066 / Hello Safari
066 / Hello Safari
After a short stay in Jaipur, Adam and I took of with the night train to Bikaner, a rather non-touristic place (the proof: we spend 2 hours trying to find an internet connection) on the edge of the Rajasthani desert. Via Pankaj, whome I met in Mumbai, we were hosted by Mr and Mrs B L Sharma. We had the address and the name of the people, but the address didn’t lit evocate much interest of the local people when we asked for instructions. However, when we mentioned the name Hari Babu, everybody became curious and overly friendly. We found out soon that the man is one of the well known people in town. The couple were the owners of, a.o., a movie theatre that offers place to more than a thousand people. Their house was a big, beautiful oasis of green and quietness in a city that felt a bit like the inside of a vacuum cleaner to me. Their food (and associated explanations) were true discoveries of the local cuisine, with the finest herbs and the best ingredients. Their devotion to letting us experience the best of what Rajasthan has to offer was limitless. A remarkable stay.

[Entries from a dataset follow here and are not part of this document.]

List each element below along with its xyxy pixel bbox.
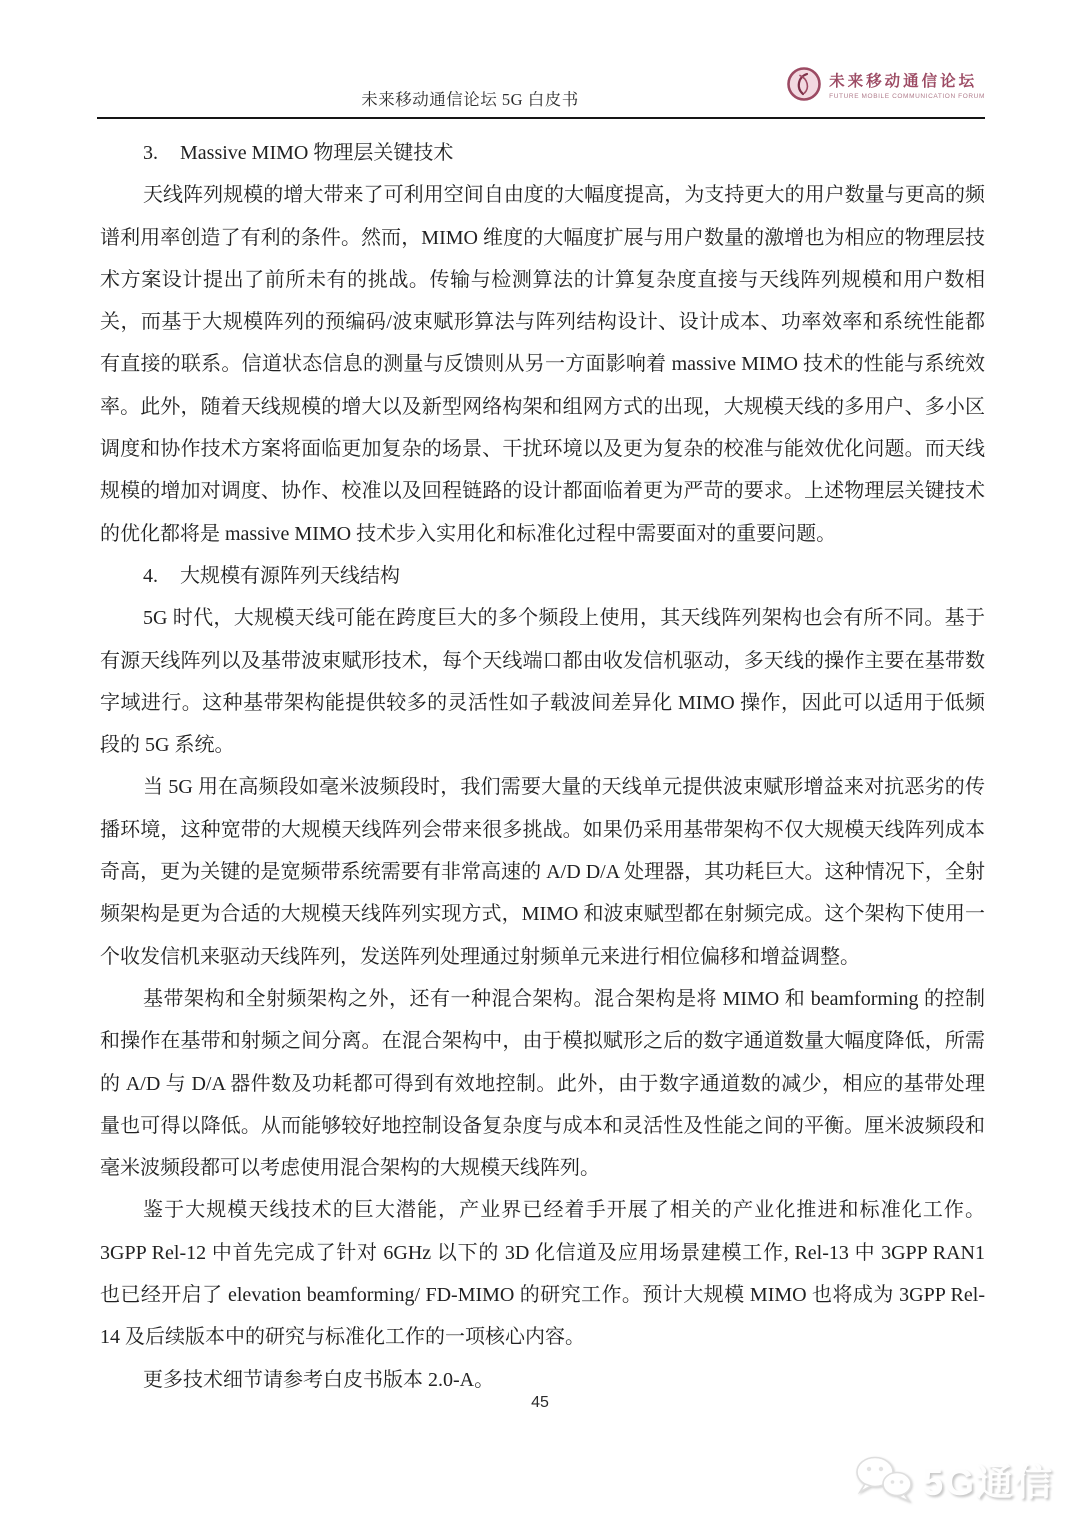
forum-logo: 未来移动通信论坛 FUTURE MOBILE COMMUNICATION FOR…	[786, 66, 985, 102]
section-heading-3: 3.Massive MIMO 物理层关键技术	[100, 132, 985, 174]
section-heading-4: 4.大规模有源阵列天线结构	[100, 555, 985, 597]
watermark: 5G通信	[853, 1452, 1054, 1506]
header-rule	[97, 117, 985, 119]
forum-logo-name: 未来移动通信论坛	[829, 69, 977, 91]
paragraph-standardization: 鉴于大规模天线技术的巨大潜能，产业界已经着手开展了相关的产业化推进和标准化工作。…	[100, 1189, 985, 1358]
paragraph-hybrid-architecture: 基带架构和全射频架构之外，还有一种混合架构。混合架构是将 MIMO 和 beam…	[100, 978, 985, 1189]
section-number: 4.	[143, 555, 158, 597]
paragraph-rf-architecture: 当 5G 用在高频段如毫米波频段时，我们需要大量的天线单元提供波束赋形增益来对抗…	[100, 766, 985, 977]
paragraph-physical-layer: 天线阵列规模的增大带来了可利用空间自由度的大幅度提高，为支持更大的用户数量与更高…	[100, 174, 985, 555]
document-body: 3.Massive MIMO 物理层关键技术 天线阵列规模的增大带来了可利用空间…	[100, 132, 985, 1401]
section-title: 大规模有源阵列天线结构	[180, 565, 400, 587]
document-page: 未来移动通信论坛 5G 白皮书 未来移动通信论坛 FUTURE MOBILE C…	[0, 0, 1080, 1527]
forum-logo-icon	[786, 66, 822, 102]
forum-logo-subtitle: FUTURE MOBILE COMMUNICATION FORUM	[829, 93, 985, 100]
wechat-icon	[853, 1454, 915, 1504]
section-number: 3.	[143, 132, 158, 174]
watermark-text: 5G通信	[923, 1452, 1054, 1506]
paragraph-baseband-architecture: 5G 时代，大规模天线可能在跨度巨大的多个频段上使用，其天线阵列架构也会有所不同…	[100, 597, 985, 766]
section-title: Massive MIMO 物理层关键技术	[180, 142, 453, 164]
page-number: 45	[0, 1394, 1080, 1412]
forum-logo-text: 未来移动通信论坛 FUTURE MOBILE COMMUNICATION FOR…	[829, 69, 985, 100]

Adam, the New Zealand pilot who works in Papua (Indonesia) for the moment, has a funny habit of using unusual adjectives to comment things. He calls a dish beautiful, a beer nice,... all this to the occasional confusion of the local people who are less conceptual users of the English language. It’s interesting and fun to travel some days together. He also geared me up with seasoned action plans for my future stays in Bali and New Zealand. No problem.
The reason why we came to Bikaner, and the highlight of this stay was an overnight camel safari (technically, it dromedary safari, but that doesn’t ring very well…). We left around 4PM and by 4.11PM we realized that riding a camel is about a comfortable as driving a bicycle backwards without a saddle… A little pain, a lot of laughter. Around 5PM, the pain/laughter balance shifted dangerously to the pain side, but miraculously the sour butt feeling goes away when the huge evening sun start to kiss the horizon. Drenched a welcome silence (after some 10 days of bamboozling noise), this produces views that easily outclass the pictures. We arrived at our camping place. The sand was warm and inviting, and the thai hot and sweet. After playing with the children, trying to get the perfect sunset picture of Manman (my camel) and a long chat about “let’s call it man stuff”, we sent to sleep by 10PM. I woke up once because a dog had way to much affection for my cheek and once because a desert beetle passed my ear with so much noise it actually woke me. A wild peacock announced sunrise at 5.30AM. After a basic breakfast and once the dished done (with sand), we were ready to go, each of us with their own blisters and thoughts.